水星は、太陽に近い灼熱環境と軌道投入に要する多大な燃料から周回探査は困難で、過去の探査は米国マリナー10号の3回の通過(1974〜1975年)のみでした。 この時、金星を通過してその重力でスイングバイを行うことによって何回か水星に接近できることを示唆したのが、イタリアの著名な天体力学者ジウゼッペ・コロンボ博士で、新しい水星探査ミッションの名前には博士の愛称である「BepiColombo」が使われています。
マリナー10号の探査によって、水星にも磁場と磁気圏活動があることが発見されました。「BepiColombo」は、この惑星の磁場、磁気圏、内部、表層を初めて多角的・総合的に観測し、「惑星の磁場・磁気圏の普遍性と特異性」、「地球型惑星の起源と進化」について明らかにします。


「BepiColombo」の観測ミッション

この計画は、観測目的に合わせた「2つの周回探査機」から構成されます。

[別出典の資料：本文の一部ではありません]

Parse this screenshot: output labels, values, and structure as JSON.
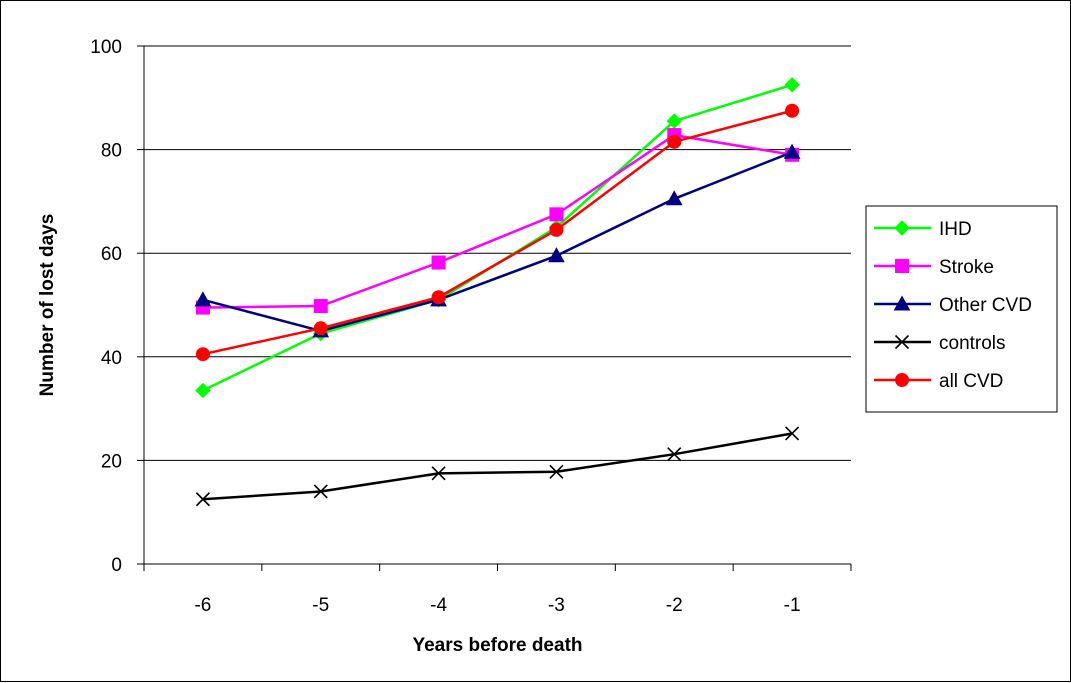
{
  "chart_data": {
    "type": "line",
    "title": "",
    "xlabel": "Years before death",
    "ylabel": "Number of lost days",
    "categories": [
      "-6",
      "-5",
      "-4",
      "-3",
      "-2",
      "-1"
    ],
    "ylim": [
      0,
      100
    ],
    "yticks": [
      0,
      20,
      40,
      60,
      80,
      100
    ],
    "grid": "horizontal",
    "legend_position": "right",
    "series": [
      {
        "name": "IHD",
        "color": "#00ff00",
        "marker": "diamond",
        "values": [
          33.5,
          44.5,
          51,
          65,
          85.5,
          92.5
        ]
      },
      {
        "name": "Stroke",
        "color": "#ff00ff",
        "marker": "square",
        "values": [
          49.5,
          49.8,
          58.2,
          67.5,
          82.8,
          79
        ]
      },
      {
        "name": "Other CVD",
        "color": "#000080",
        "marker": "triangle",
        "values": [
          51,
          45,
          51,
          59.5,
          70.5,
          79.5
        ]
      },
      {
        "name": "controls",
        "color": "#000000",
        "marker": "x",
        "values": [
          12.5,
          14,
          17.5,
          17.8,
          21.2,
          25.2
        ]
      },
      {
        "name": "all CVD",
        "color": "#ff0000",
        "marker": "circle",
        "values": [
          40.5,
          45.5,
          51.5,
          64.5,
          81.5,
          87.5
        ]
      }
    ]
  }
}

表面・内部の観測を行う「水星表面探査機(MPO)」と、磁場・磁気圏の観測を行う「水星磁気圏探査機(MMO)」)です。
JAXAは、日本の得意分野である磁場・磁気圏の観測を主目標とするMMO探査機の開発と水星周回軌道における運用を担当し、ESAが、打ち上げから惑星間空間の巡航、水星周回軌道への投入、MPOの開発と運用を担当します。
MMOとMPOはアリアン5型ロケットで一緒に打ち上げられ、水星到着後に分離して、協力しながら約1年間の観測を行う予定です。